Sikes and Epstein probably are closer to the truth about why the 1907 Act was passed, and why the Act was neither enforced nor challenged. It’s likely that few legislators believed that the federal and state laws actually would reduce the political influence of corporate money. Their aim probably was less long-term change in the way election campaigns were financed than a short-term need to get corporation political contributions off the editorial pages and off the minds of voters. These laws were not followed by a rash of court cases because corporation money remained an important source of campaign funds, and politicians and corporations alike wanted to avoid scandal. (We do not know how large a percentage of campaign funds were provided by corporations because, apart from the 1904 campaign, which was investigated in 1905 and again in 1912, we do not have enough information about political funding before the 1970s.) These observations bring attention to the fact that the kinds of corporations and political activities that eventually led to enactment of the corrupt practices acts were completely absent from the first cases to deal with those laws. The scandal that prompted Congress and state legislatures to act involved hundreds of thousands of dollars contributed to a presidential campaign by the largest corporations in the country. The first cases tried under the corrupt practices acts involved hundreds of dollars contributed by small corporations to local ballot issue campaigns.

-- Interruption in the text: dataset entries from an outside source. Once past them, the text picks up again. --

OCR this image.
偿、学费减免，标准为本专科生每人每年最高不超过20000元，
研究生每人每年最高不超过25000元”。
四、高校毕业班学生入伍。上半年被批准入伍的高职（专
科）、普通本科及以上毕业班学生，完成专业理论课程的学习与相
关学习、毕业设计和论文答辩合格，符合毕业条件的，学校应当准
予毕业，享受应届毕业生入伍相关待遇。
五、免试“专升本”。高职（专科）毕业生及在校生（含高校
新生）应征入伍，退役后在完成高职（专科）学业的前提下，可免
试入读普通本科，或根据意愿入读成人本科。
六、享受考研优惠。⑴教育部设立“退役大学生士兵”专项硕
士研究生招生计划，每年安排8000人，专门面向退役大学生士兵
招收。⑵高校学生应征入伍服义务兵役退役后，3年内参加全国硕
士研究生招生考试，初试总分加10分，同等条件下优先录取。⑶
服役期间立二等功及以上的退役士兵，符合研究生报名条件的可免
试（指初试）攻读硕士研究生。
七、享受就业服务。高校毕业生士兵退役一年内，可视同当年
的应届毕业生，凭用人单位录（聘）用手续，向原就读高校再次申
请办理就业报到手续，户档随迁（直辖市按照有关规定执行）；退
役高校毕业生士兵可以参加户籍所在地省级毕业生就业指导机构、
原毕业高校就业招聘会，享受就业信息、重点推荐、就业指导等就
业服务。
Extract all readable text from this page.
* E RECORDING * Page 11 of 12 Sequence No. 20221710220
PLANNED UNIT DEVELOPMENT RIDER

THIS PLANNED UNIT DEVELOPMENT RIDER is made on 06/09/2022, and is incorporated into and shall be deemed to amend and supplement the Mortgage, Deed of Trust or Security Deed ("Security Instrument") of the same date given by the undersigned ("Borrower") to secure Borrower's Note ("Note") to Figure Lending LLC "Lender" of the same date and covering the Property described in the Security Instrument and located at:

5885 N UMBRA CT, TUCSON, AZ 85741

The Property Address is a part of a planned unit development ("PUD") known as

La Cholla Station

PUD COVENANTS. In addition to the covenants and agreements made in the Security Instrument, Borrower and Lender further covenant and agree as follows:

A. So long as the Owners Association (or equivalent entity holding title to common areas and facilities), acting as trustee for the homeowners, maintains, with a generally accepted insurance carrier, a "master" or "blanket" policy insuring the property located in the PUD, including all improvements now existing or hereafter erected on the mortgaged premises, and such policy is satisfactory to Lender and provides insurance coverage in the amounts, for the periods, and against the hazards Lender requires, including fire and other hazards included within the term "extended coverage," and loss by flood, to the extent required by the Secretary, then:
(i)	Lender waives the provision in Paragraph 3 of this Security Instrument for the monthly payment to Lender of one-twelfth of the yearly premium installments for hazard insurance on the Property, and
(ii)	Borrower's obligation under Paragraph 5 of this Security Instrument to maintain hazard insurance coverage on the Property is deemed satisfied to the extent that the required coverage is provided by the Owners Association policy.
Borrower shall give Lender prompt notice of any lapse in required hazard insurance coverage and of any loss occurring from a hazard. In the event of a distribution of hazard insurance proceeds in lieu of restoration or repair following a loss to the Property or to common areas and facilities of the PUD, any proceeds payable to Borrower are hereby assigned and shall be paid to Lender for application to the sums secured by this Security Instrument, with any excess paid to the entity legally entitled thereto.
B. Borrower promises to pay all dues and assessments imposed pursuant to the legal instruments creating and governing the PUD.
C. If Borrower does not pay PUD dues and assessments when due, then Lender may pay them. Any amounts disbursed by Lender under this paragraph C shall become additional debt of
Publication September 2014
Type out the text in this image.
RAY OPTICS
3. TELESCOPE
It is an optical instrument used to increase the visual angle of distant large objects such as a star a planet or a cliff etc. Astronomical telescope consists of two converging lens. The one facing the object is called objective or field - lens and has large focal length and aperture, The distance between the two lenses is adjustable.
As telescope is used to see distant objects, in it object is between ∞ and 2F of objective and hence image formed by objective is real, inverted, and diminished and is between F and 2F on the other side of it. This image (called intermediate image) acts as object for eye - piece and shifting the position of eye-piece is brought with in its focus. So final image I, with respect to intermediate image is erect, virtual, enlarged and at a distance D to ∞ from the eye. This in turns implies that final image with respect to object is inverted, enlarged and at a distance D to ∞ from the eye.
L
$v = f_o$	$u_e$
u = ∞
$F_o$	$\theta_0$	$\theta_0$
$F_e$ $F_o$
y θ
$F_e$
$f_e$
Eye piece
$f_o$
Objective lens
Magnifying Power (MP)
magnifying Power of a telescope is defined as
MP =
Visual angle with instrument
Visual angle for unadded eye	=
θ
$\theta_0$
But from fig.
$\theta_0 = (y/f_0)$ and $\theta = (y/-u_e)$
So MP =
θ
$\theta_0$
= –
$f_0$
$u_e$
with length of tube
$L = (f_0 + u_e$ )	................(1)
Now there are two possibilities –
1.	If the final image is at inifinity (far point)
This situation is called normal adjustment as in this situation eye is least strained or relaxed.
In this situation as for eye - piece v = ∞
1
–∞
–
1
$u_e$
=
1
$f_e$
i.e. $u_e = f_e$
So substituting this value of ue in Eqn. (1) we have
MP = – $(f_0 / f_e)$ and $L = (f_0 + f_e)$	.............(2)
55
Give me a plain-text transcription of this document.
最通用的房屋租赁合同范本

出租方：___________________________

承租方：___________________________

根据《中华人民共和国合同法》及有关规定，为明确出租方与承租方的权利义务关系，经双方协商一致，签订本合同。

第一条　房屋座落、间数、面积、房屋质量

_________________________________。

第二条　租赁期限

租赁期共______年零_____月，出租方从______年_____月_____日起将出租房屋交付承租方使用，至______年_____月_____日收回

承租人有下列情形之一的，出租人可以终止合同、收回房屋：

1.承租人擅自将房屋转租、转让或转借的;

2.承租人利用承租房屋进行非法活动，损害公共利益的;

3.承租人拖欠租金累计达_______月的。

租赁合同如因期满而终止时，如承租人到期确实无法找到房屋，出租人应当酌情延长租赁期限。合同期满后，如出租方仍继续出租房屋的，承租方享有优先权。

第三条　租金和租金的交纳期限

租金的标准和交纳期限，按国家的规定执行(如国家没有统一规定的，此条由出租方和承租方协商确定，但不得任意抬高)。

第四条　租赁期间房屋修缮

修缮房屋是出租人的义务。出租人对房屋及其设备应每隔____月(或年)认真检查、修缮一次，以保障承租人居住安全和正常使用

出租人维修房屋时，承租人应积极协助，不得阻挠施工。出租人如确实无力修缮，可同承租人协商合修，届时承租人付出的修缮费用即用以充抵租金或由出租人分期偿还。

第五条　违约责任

It’s likely that these early cases were not, except in a narrow legal sense, corporation political contributions cases at all, that they were instead Prohibition cases. It would be easier to see them as campaign finance cases if at least a few of them involved contributions from companies other than breweries, and were made to candidates or ballot issues having nothing to do with prohibition. In fact, every single one of the early cases was brought against breweries in the years when the prohibition movement was gaining strength across the country. This fact puts the rulings against the companies in a different light. Instead of being on the wrong side of popular feeling about corporations, the breweries were on the wrong side of a popular movement that was determined to outlaw their industry.24 The political concerns that brought the breweries to court, then, might well have had very little to do with the concerns that prompted passage of the laws they were charged with violating. Without Prohibition, it is possible that most of the breweries would have made no political contributions at all. Had that happened, there would have been no prosecutions under state laws until the Joe Must Go and Cleveland Cliffs Iron Co. cases of the 1950s, and none under the federal law until the Lewis Food case in 1964.